La consistenza media del personale della società  RAI, compreso quello a tempo determinato, è passata da 11.489 unità  dell’anno 2002 a 11.676 unità  dell’anno 2007, nonostante l’erogazione di consistenti benefici economici per incentivare l’esodo volontario. In particolare, nel biennio 2006/2007 sono uscite per esodo volontario 539 unità  di personale a tempo indeterminato. Il relativo costo, parte del quale è stato imputato all’esercizio 2005, è ammontato a 55,786 milioni di euro.
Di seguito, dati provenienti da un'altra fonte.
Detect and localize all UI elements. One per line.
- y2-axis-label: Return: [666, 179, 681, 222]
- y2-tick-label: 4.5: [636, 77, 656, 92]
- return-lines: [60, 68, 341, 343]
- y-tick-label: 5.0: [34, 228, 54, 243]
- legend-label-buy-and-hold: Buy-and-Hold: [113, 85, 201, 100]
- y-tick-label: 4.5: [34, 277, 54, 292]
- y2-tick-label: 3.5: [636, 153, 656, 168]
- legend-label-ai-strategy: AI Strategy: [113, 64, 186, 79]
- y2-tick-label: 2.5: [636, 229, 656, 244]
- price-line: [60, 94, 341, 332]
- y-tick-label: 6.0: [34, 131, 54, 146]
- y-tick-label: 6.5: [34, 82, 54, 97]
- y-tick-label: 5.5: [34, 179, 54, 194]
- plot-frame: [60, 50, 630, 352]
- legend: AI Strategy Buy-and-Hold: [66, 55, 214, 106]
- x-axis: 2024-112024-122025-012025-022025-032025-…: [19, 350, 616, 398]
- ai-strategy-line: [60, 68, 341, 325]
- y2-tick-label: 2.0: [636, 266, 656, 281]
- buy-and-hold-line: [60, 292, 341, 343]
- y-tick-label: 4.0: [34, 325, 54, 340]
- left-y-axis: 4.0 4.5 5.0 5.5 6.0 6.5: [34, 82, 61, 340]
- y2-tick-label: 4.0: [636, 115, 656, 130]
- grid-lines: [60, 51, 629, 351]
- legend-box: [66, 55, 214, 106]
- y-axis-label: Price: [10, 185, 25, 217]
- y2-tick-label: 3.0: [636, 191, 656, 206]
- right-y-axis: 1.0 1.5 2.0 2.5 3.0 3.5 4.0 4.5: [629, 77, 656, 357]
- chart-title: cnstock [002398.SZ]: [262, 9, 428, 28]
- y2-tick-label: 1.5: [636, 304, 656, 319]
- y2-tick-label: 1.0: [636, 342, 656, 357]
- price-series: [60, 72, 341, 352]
Nello stesso periodo ne sono state assunte 600 con lo stesso tipo di contratto.


Gran parte delle assunzioni di personale a tempo indeterminato presso la società  RAI provengono da reintegri disposti dal giudice.
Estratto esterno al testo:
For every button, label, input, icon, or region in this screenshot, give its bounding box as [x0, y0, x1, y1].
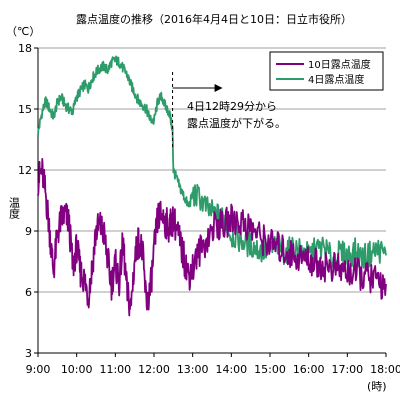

Il costo del personale del Gruppo RAI – affermano i magistrati contabili – è passato dall’importo di euro 839,3 milioni del 2001 a quello di euro 1,0044 miliardi del 2007. Anche il costo del personale della società  RAI è sensibilmente aumentato, essendo passato dall’importo di euro 746,810 milioni del 2002 a quello di euro 896,079 milioni del 2007.
Per la società  RAI, il costo del fattore lavoro rappresenta circa il 38% dei costi della produzione.
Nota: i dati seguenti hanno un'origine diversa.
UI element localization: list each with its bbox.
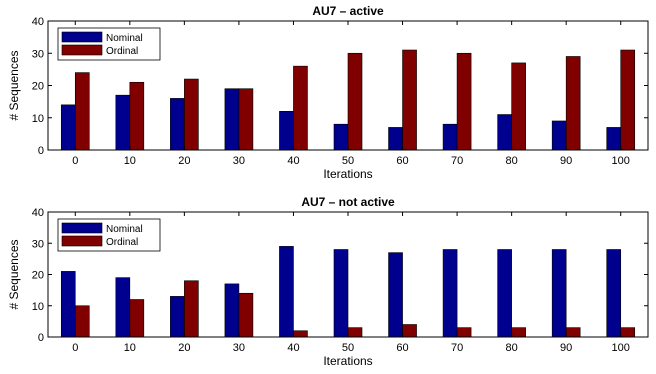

L’ultimo capitole della relazione della Corte dei Conti e’ dedicato al contratyto di servizio, alla contabilita’ separata e al canone annuale.
Per la Corte,dal vigente contratto di servizio non è possibile dedurre né l’entità  del costo complessivo dei servizi, che la società  concessionaria si è impegnata a svolgere nell’arco del triennio di riferimento, né l’entità  dell’integrazione dell’entrata proveniente dal canone di abbonamento ritenuta necessaria per garantire la completa copertura dei costi derivanti dal contratto stesso. In assenza di tali fondamentali elementi, il contratto di servizio assume la valenza di un normale programma di attività  concordato con il Ministero vigilante.
Ad avviso di questa Corte, il contratto di servizio, oltre ad esporre gli impegni assunti dalla società  concessionaria, dovrebbe assicurare, in linea generale, la corrispondenza tra gli oneri per i servizi e le risorse disponibili, ivi comprese quelle da reperire con aumenti della misura del canone unitario di abbonamento.
Ad avviso di questa Corte, se la contabilità  separata venisse inclusa nel bilancio d’esercizio, come sembra disporre la legge, si otterrebbe un’informazione assai più completa sull’andamento della gestione del servizio pubblico e su quella complessiva della società  concessionaria, dando la possibilità  a chi ne ha interesse di confrontare i dati della contabilità  stessa con quelli del bilancio dell’esercizio di riferimento.
Giova far presente, tuttavia, che, in linea generale, il sistema contabile applicato per la rilevazione dei fatti gestionali non soddisfa di per sé l’esigenza della trasparenza della gestione, ma ne costituisce il necessario presupposto. La trasparenza circa il reperimento e l’impiego delle risorse finanziarie si ottiene normalmente mediante la pubblicità  dei conti, che, nel caso di specie, dovrebbe avvenire mediante l’inserimento della contabilità  separata nel bilancio d’esercizio L’entrata derivante dai canoni di abbonamento è la fonte più importante delle risorse finanziarie della RAI, superando mediamente di oltre 13 punti percentuali l’entrata proveniente dalla raccolta pubblicitaria. Le restanti fonti concorrono alla formazione del valore complessivo delle entrate per circa 6 punti percentuali. L’entrata complessiva di queste fonti costituisce oltre il 95% del valore della produzione.


Avendo riguardo all’esercizio 2007, alla formazione del valore della produzione, l’entrata del canone vi concorre per il 54,23%, l’entrata da pubblicità  per il 39,35% e le altre entrate nella misura del 6,39%. Queste ultime sono rapppresentate dalla rivendita di diritti acquisiti e dalle convenzioni con la pubblica amministrazione.


Da ciò discende l’estrema importanza per la gestione della società  concessionaria del’entrata derivante dal canone, soprattutto nella prospettiva di sensibili riduzioni dell’entrata da pubblicità .


In materia di abbonamento alla televisione, sussiste il grave fenomeno dell’evasione dall’abbonamento stesso, che si aggira intorno al 25% del totale dei presunti obbligati, e quello della morosità  del pagamento di chi è già  abbonato, che si aggira intorno al 4% degli abbonati stessi. L’Azienda valuta in circa 450 milioni di euro l’anno il mancato introito causato dai due menzionati fenomeni.